Wednesday, March 17, 2010

Happy Birthday

Dear Zach,


Happy Birthday. Today you would be... should be 21 years old. And of all days it's St. Patrick's Day, one of the holidays where it's socially acceptable to be shitfaced the whole day. I wish you could be here to celebrate. Just after midnight I took a double shot of grey goose & said a little toast to you. No chaser. Not fun, but I thought back to that party at Rob's, when you got dooped into taking a double shot with every age out there, & they were all doing water shots while you were doing vodka shots. Hilarious. I had to walk you back to the house after you insisted on walking me to my car.

I'm doing lots of remembering tonight.

I remember when you helped me move out of my apartment in Irvine. We were talking about birthdays for some reason and you mentioned how your sister was so excited for your 21st because it was on St. Patrick's Day. I really wish you could be here to have that birthday with your sister. I know she invited a bunch of your friends to Vegas for your birthday. I was supposed to go, but once I joined winter guard I didn't have the time or money for it. I hope they have fun. I know you'll be there in spirit celebrating with them.

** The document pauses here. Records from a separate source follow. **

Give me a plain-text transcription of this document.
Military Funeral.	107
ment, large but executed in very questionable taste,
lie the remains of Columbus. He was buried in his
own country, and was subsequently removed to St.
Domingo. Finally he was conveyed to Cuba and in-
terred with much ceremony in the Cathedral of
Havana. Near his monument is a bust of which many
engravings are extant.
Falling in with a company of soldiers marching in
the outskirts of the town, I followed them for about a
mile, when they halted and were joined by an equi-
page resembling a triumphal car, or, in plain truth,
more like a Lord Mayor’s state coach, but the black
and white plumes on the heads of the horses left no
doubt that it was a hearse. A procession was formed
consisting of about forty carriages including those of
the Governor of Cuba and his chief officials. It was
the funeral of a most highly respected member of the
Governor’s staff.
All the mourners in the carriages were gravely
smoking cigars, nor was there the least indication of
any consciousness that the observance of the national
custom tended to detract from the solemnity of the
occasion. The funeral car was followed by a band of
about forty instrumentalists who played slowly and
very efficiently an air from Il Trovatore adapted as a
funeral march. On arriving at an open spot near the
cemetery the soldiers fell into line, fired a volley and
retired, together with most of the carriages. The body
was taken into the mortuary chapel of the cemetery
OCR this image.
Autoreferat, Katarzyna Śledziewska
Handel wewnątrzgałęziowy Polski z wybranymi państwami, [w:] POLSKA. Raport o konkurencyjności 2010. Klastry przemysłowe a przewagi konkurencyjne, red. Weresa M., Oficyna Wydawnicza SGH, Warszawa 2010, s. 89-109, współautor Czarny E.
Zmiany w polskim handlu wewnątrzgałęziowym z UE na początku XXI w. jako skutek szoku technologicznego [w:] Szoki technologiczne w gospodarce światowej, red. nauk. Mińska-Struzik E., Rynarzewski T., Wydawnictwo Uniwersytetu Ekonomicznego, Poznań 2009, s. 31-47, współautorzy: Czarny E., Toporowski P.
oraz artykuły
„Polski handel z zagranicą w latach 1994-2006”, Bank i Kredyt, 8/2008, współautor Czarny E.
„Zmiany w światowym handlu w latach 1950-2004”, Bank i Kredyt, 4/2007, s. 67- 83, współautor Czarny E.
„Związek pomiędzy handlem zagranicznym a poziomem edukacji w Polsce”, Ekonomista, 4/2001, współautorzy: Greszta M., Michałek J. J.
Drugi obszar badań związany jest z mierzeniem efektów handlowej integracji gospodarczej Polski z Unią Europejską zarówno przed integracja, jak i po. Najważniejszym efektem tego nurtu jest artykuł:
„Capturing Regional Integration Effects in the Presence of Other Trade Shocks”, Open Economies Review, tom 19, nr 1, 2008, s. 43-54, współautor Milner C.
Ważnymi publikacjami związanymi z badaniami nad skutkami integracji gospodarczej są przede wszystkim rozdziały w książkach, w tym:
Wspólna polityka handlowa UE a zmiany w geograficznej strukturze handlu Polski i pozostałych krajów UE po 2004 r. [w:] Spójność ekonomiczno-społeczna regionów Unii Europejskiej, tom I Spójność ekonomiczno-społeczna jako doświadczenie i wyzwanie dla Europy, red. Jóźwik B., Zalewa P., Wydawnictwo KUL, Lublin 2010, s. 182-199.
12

I remember how you were there for me on my 21st. You carried me out of the restaurant to your car, then from your car to my back door. You were such a sweetheart. I still have all the pictures you took that night. In most of them you can almost tell I'm saying "Zach! Stop! No more pictures!" but you didn't. And even though you're only in I think 2 of those pictures, every single one reminds me of you.

I still miss you so much. A few days ago marked 4 months without you. It still seems surreal. 4 months! It's funny, I knew the date the entire day, but it really didn't hit me that it was the 13th until I took the floor for my competition. I think I had a better show because I thought about you. Things have gotten a little easier. That whole 'time heals all wounds' adage is true, but it still hurts. Sometimes it hits hard, other times I just smile thinking about you. I dread getting a voicemail anymore, because the only saved voicemail on my phone is the one from Stuart that morning, because I missed his call the first time. Just hearing the beginning gets my heart racing & I have to hang up. I'm always so scared to listen to voicemails, because I don't want to hear it on accident.

I haven't been to visit you in almost 2 months. I'm sorry. I want to, but I don't really want to go alone and I haven't really had time because of school. Lame excuses, I know. I'm on Spring Break for the next 2 weeks, and trust me, there's a trip to see you somewhere in there. I think you'd be happy for me for all the things I've been doing lately. At the golf tournament you asked me about my credential program and how I liked it. I had barely started it then, so I didn't really have much to say, but now I'm almost done. I'll start student teaching in the Fall. Like, I'm almost a real teacher. It's pretty crazy to think about, and I'm so nervous about it, but I know you'd be nothing but encouraging, telling me how I could be good at it. You were always good at helping me to see the other side of things. And this winter guard thing. I'm sure you would've been just as surprised as me that I'm actually doing this. But I know you'd be encouraging about it too.

I really miss you, Zach. Happy Birthday Buddy. I hope you have a great one up there. We'll all celebrate it down here as best we can without you.